2) The players absolutely do not care about anything other then how the cube plays.
If you are creating your cube purely as a thought experiment or just to show off how cool/rich you are to other cube designers on the internet, feel free to ignore this advice. I am defining cube as a game design activity, with the sole purpose of the activity to create a quality gameplay.
Point 1 should be self-evident, but people often make excuses for their design limitations or flaws, blaming them on outside factors which in reality are completely under there control. The mostly common source of blame I see is a strange one: blame placed on an arbitrary limitation. In these cases, the cube designer often recognizes a fault and even recognizes the solution, but continues to develop the inferior product because they "can't" implement the solution as it breaks a "rule" of the cube. "Singleton", "Only Real Cards", "Peasant", "Modern Frame", "Use Complete Cycles", whatever. Cube designers often point to these things, these limits, these design constraints that guide their design and immutable and beyond their control, but we know that's a lie. The designer is the one who created these rules in the first place. They are an excuse. They are an apology. They are a safety blanket and a crutch. They are a self-serving challenge. They are at best a guideline, but once you've recognized their limitation, you are doing your cube a disservice by keeping them, particularly if you've already recognized the flaw and the solution.
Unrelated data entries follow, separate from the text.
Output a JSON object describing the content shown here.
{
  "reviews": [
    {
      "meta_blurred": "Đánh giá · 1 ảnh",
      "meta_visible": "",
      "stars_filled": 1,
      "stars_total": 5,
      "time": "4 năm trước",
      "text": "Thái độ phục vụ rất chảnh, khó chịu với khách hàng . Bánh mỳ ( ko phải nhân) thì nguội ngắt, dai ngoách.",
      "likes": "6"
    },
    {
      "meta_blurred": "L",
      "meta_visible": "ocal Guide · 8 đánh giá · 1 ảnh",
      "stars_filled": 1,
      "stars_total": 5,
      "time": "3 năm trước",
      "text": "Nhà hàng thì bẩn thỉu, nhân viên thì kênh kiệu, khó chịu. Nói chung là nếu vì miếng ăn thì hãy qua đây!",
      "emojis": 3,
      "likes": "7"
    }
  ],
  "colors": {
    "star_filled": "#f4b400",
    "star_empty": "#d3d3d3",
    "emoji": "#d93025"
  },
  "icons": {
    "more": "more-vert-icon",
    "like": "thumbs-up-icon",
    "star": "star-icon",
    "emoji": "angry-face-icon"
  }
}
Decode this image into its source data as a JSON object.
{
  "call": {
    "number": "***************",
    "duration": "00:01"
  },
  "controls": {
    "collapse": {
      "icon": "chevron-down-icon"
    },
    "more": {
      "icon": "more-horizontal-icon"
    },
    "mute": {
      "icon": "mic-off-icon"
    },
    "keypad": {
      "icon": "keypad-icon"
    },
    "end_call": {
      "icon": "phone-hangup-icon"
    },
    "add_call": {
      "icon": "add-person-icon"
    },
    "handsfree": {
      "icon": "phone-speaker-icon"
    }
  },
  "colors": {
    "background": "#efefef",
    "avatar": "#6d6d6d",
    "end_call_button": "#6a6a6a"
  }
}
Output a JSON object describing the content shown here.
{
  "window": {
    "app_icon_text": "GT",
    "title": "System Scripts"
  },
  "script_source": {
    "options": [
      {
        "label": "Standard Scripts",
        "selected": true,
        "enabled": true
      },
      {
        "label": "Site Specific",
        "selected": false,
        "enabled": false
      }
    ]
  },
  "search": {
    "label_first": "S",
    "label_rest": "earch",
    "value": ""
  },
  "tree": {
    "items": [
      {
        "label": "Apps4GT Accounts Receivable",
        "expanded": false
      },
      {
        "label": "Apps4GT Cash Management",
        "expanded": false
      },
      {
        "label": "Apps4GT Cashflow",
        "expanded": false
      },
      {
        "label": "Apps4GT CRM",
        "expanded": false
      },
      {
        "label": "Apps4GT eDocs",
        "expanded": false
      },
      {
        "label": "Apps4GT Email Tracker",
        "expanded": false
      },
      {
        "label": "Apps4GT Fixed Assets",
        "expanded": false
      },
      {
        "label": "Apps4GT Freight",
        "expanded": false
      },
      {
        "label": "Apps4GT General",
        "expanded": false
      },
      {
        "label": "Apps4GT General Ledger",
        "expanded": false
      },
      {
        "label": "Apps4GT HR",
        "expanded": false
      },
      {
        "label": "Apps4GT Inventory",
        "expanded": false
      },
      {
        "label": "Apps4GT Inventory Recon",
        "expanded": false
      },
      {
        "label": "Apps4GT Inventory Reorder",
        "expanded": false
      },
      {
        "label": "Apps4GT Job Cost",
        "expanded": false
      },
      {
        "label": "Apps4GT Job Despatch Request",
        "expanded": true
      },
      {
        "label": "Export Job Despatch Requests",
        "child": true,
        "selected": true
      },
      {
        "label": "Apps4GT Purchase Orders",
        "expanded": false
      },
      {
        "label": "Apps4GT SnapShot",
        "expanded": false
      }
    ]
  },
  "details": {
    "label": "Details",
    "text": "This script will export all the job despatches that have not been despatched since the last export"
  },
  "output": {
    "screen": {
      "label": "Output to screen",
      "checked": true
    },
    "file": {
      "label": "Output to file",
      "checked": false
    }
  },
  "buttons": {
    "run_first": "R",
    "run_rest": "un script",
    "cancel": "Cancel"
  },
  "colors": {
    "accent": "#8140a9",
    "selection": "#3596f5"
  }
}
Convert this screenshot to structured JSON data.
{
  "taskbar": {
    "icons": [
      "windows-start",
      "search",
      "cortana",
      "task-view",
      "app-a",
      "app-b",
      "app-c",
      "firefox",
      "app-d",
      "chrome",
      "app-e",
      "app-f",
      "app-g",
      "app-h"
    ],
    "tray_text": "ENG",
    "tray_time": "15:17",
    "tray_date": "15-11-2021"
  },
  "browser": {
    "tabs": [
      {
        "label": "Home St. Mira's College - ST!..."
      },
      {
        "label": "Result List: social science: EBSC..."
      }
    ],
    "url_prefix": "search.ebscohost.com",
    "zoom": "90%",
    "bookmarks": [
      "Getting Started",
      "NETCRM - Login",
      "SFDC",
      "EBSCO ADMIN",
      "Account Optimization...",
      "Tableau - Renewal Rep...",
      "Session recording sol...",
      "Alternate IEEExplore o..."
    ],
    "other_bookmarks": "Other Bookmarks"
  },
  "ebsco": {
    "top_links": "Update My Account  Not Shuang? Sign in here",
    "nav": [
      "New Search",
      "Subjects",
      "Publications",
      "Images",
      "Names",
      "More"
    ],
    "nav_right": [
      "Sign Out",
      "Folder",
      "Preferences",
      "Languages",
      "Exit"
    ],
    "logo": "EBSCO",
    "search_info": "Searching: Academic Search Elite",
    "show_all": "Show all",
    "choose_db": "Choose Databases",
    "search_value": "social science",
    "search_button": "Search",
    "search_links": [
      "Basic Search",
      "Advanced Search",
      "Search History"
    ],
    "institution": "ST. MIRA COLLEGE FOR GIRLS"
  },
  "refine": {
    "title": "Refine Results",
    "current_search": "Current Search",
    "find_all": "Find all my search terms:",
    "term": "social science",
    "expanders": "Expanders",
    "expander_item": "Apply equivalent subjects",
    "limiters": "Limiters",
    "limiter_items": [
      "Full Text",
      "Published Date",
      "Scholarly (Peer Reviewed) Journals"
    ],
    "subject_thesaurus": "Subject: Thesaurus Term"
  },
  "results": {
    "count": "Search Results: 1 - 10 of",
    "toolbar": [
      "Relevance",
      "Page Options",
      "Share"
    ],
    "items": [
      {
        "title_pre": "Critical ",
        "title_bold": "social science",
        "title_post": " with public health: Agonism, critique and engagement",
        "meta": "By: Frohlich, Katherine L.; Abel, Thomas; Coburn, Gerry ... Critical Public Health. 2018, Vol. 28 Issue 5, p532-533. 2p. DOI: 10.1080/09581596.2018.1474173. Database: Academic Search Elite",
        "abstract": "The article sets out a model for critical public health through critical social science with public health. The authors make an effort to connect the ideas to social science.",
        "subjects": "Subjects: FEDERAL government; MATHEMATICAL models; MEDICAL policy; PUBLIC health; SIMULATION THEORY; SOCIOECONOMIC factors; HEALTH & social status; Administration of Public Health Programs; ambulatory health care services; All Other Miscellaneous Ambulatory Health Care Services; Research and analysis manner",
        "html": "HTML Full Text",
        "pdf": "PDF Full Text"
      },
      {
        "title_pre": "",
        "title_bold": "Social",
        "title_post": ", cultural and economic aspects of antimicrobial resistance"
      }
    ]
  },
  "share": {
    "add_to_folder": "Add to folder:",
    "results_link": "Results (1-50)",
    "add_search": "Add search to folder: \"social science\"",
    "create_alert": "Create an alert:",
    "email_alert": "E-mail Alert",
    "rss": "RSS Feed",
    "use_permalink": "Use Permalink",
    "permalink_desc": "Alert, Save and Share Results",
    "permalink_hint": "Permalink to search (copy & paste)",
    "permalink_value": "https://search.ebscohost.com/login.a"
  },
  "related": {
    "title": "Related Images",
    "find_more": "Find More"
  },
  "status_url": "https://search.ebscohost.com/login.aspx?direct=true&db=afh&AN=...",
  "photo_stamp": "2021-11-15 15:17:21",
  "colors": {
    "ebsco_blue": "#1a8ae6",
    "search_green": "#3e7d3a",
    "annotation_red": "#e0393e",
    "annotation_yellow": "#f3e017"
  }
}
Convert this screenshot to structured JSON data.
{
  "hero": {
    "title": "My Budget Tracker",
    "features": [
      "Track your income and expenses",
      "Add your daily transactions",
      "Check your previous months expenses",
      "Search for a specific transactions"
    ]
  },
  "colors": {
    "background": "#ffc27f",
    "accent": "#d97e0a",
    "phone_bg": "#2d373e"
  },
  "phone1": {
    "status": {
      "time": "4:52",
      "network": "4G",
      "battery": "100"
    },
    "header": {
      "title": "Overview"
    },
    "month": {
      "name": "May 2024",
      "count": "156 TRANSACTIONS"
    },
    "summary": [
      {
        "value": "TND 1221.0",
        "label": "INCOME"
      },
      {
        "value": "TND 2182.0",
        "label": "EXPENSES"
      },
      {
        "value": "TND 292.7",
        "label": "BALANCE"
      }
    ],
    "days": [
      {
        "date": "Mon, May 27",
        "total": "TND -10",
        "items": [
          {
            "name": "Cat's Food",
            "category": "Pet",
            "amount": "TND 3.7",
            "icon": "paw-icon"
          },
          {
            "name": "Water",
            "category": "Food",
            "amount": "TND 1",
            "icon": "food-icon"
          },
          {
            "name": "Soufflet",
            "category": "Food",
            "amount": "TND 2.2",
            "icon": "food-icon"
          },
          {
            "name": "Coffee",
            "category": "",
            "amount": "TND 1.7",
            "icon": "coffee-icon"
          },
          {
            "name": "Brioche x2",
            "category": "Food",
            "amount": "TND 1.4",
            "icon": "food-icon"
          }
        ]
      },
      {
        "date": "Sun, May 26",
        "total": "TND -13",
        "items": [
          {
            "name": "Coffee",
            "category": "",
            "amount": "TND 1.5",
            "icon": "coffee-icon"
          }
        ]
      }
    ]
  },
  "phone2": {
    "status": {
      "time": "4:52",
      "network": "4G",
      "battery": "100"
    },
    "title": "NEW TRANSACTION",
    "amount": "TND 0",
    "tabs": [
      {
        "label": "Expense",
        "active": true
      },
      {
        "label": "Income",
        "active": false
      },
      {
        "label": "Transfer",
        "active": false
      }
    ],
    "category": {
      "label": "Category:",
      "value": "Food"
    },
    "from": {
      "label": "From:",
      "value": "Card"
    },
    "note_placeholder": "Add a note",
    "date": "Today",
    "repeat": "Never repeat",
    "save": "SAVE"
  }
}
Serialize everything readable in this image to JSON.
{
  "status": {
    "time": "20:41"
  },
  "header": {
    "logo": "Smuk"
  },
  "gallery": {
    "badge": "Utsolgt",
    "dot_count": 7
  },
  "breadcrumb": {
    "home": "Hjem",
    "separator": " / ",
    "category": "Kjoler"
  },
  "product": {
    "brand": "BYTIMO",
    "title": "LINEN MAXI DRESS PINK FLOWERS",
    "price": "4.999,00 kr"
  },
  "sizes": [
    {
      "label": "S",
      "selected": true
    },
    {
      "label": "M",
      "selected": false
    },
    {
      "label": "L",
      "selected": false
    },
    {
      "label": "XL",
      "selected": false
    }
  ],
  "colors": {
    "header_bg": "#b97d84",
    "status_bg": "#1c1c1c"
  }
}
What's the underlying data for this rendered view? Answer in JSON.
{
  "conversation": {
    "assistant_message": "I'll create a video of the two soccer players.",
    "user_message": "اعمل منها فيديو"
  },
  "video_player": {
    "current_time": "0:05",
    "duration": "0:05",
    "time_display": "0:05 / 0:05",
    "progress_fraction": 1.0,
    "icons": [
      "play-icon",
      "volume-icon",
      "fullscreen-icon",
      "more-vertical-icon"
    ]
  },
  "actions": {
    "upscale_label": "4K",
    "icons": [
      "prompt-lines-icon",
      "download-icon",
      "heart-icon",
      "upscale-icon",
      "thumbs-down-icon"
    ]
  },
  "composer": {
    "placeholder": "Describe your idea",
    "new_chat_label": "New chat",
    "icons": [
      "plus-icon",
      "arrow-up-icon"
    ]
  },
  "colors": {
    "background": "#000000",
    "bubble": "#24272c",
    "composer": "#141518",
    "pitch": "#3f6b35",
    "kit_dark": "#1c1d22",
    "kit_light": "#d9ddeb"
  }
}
There is no slippery slope argument that works here, if continuing to "break" the rules keeps improving the quality of the gameplay of your cube, then sliding down that slope is what you want to be doing, not trying to avoid.
And the players? Point 2. They really don't care about any of those things. If the games are better, the players are happier.
The second biggest source of blame is on first party design and development, which we'll call "WotC" for simplicity. People blame the pool as cards as printed for flaws in their design, forgetting the most important thing: they pick which ones they put in. My favorite example of this is the great wave of "Black Sucks in cube" complaints, to which my immediate and confused reaction was, "well, you put the cards in, whose fault is that?" You pick the cards that go in, if something isn't working, its on you. If the solution you want isn't around, its because you haven't solved it. WotC designs a broad pool of cards for their own purposes, not for your cube. Its up to you to repurpose them or, if your goal is specific enough that cards don't exist, to design your own.
And the players? They really don't care.
But what if Point 2 is wrong? What if you meet that guy that says "I'd play this cube, but it has 2 Duress and therefore I object to it on a design level and refuse to have fun?"
Clearly this guy isn't seriously interested in playing, he's a designer that likes to show off his ability to stick to arbitrary guidelines and complete thought experiments, so he has more fun reading cube your lists and asserting his elite opinions of them then he would actually playing them. We know these guys exist, but they aren't players so there is no reason to worry about them. Players really don't care. Seriously cube with someone who never heard of cube, there is an approximately 0% chance that they will have a negative comment on their being 2 rakdos cacklers in the pool, the three rares in a otherwise common only cube or the enchantresses presence in the modern cube, but its very likely they'll have lots to say about the actual quality of the games they play, the interest or frustrations of the gamestates that arise and the general level of enjoyment of the games they played (as well as which cards played a part in the positive and negative aspects of those things). Comments on the non-gameplay part of the cube are purely from a design related pace, but our goal as a designer is not to impress other designers, its to make cubes that play great Magic. If they happen to impress other designers, it should be because of that, not because the list sticks to some arbitrary standard.